Ли Сяолун вернул часть своего здравомыслия, но конечности всё ещё дрожали. Он попытался поправить одеяния, а затем посмотрел на мальчика.
— Наказание? — Ребёнок в ответ кивнул, словно не хотел вести беседу с сумасшедшим. Седьмой опасливо осмотрелся по сторонам. — Ты здесь один? — Ребёнок вновь кивнул, но старейшина был занят осматриванием окрестностей, поэтому мальчику пришлось сказать «да». — Это хорошо.
Седьмой проклинал свою беспечность, свой мозг и свою удачу! Если кто узнает, что он тут сейчас вытворял, то минимум начнут считать странным, а максимум назовут одержимым. Он подошёл к ребёнку на ватных ногах и склонился. Их лица находились всего в одном дюйме друг от друга.

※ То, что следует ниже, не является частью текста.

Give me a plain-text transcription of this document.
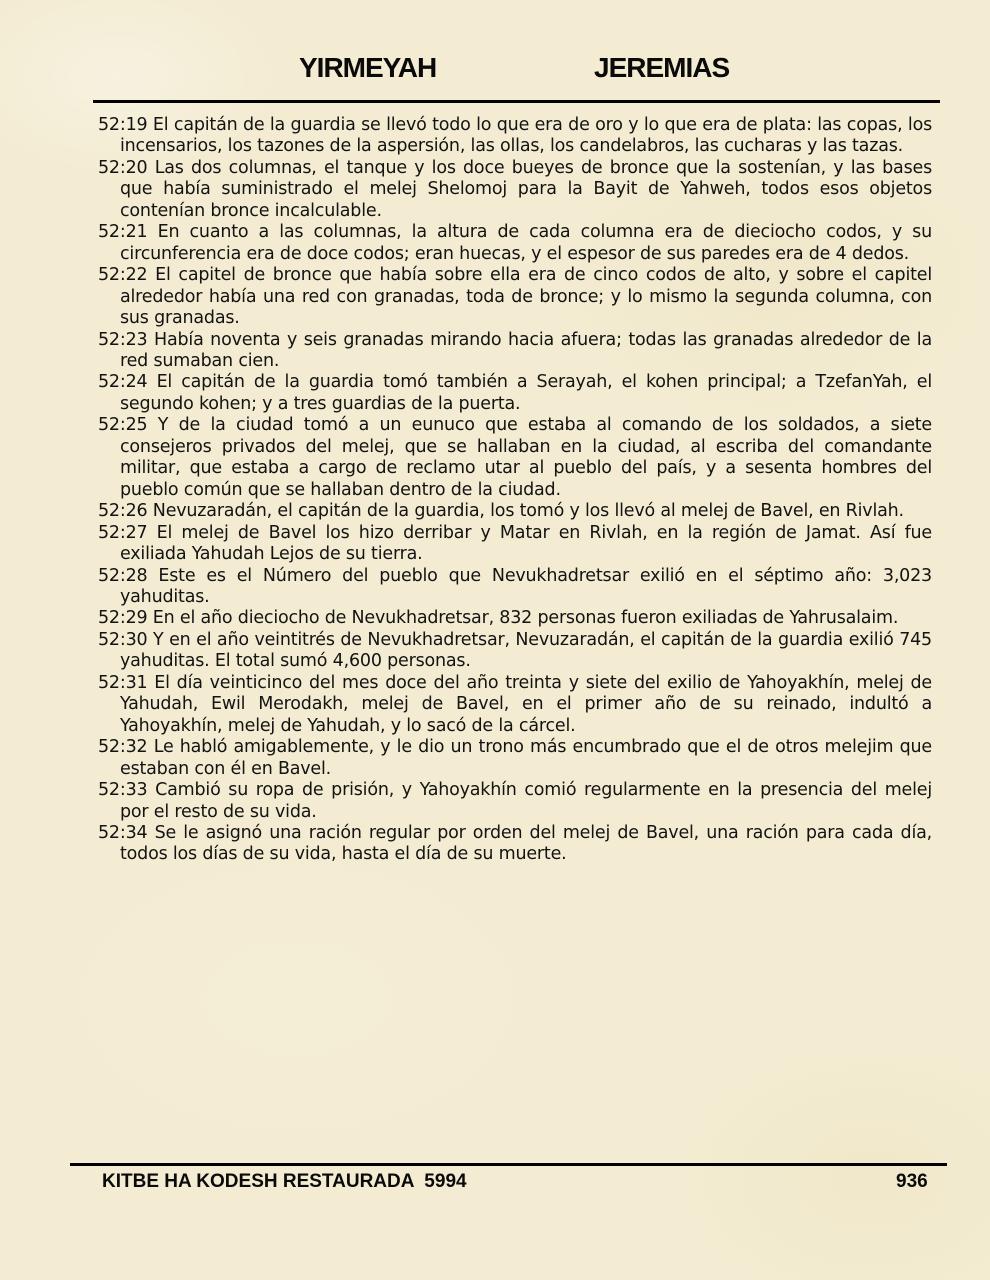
YIRMEYAH	JEREMIAS

52:19 El capitán de la guardia se llevó todo lo que era de oro y lo que era de plata: las copas, los incensarios, los tazones de la aspersión, las ollas, los candelabros, las cucharas y las tazas.

52:20 Las dos columnas, el tanque y los doce bueyes de bronce que la sostenían, y las bases que había suministrado el melej Shelomoj para la Bayit de Yahweh, todos esos objetos contenían bronce incalculable.

52:21 En cuanto a las columnas, la altura de cada columna era de dieciocho codos, y su circunferencia era de doce codos; eran huecas, y el espesor de sus paredes era de 4 dedos.

52:22 El capitel de bronce que había sobre ella era de cinco codos de alto, y sobre el capitel alrededor había una red con granadas, toda de bronce; y lo mismo la segunda columna, con sus granadas.

52:23 Había noventa y seis granadas mirando hacia afuera; todas las granadas alrededor de la red sumaban cien.

52:24 El capitán de la guardia tomó también a Serayah, el kohen principal; a TzefanYah, el segundo kohen; y a tres guardias de la puerta.

52:25 Y de la ciudad tomó a un eunuco que estaba al comando de los soldados, a siete consejeros privados del melej, que se hallaban en la ciudad, al escriba del comandante militar, que estaba a cargo de reclamo utar al pueblo del país, y a sesenta hombres del pueblo común que se hallaban dentro de la ciudad.

52:26 Nevuzaradán, el capitán de la guardia, los tomó y los llevó al melej de Bavel, en Rivlah.

52:27 El melej de Bavel los hizo derribar y Matar en Rivlah, en la región de Jamat. Así fue exiliada Yahudah Lejos de su tierra.

52:28 Este es el Número del pueblo que Nevukhadretsar exilió en el séptimo año: 3,023 yahuditas.

52:29 En el año dieciocho de Nevukhadretsar, 832 personas fueron exiliadas de Yahrusalaim.

52:30 Y en el año veintitrés de Nevukhadretsar, Nevuzaradán, el capitán de la guardia exilió 745 yahuditas. El total sumó 4,600 personas.

52:31 El día veinticinco del mes doce del año treinta y siete del exilio de Yahoyakhín, melej de Yahudah, Ewil Merodakh, melej de Bavel, en el primer año de su reinado, indultó a Yahoyakhín, melej de Yahudah, y lo sacó de la cárcel.

52:32 Le habló amigablemente, y le dio un trono más encumbrado que el de otros melejim que estaban con él en Bavel.

52:33 Cambió su ropa de prisión, y Yahoyakhín comió regularmente en la presencia del melej por el resto de su vida.

52:34 Se le asignó una ración regular por orden del melej de Bavel, una ración para cada día, todos los días de su vida, hasta el día de su muerte.

KITBE HA KODESH RESTAURADA  5994	936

Яо Юншэн напрягся, но не решился отойти – завораживающие глаза старейшины заставляли тонуть в них. Ли Сяолун внимательно всмотрелся в личико ребёнка, не подозревая, что подобная обстановка была слишком интимной.
— Ученик Яо, забудь всё, что сейчас видел, — прошептал старейшина, и стыд полыхнул слабым румянцем на его всегда бледных щеках.
Мальчуган был околдован звёздами в глазах мужчины и еле заметно кивнул головой. Увидел согласие, Ли Сяолун быстро отстранился от ребёнка и прикрыл рот рукой, изображая кашель.
— Пойдем, на сегодня твоё наказание закончено. Как старший, я должен провести тебя до дома.
Мальчик не понял, что старейшина имел в виду, но уловил главное – он мог уйти.
Мужчина и ребёнок шли вдоль поля, неловко держа тишину. Им обоим нужно было переварить произошедшее. Когда они ступили в формацию и оказались во внутренней части школы, Яо Юншэн поспешил поблагодарить старейшину и уйти, но тот настойчиво продолжал идти за ним. В итоге они оба подошли к старому разрушенному сараю, похожему больше на шалаш, сделанный из разных прутьев и балок.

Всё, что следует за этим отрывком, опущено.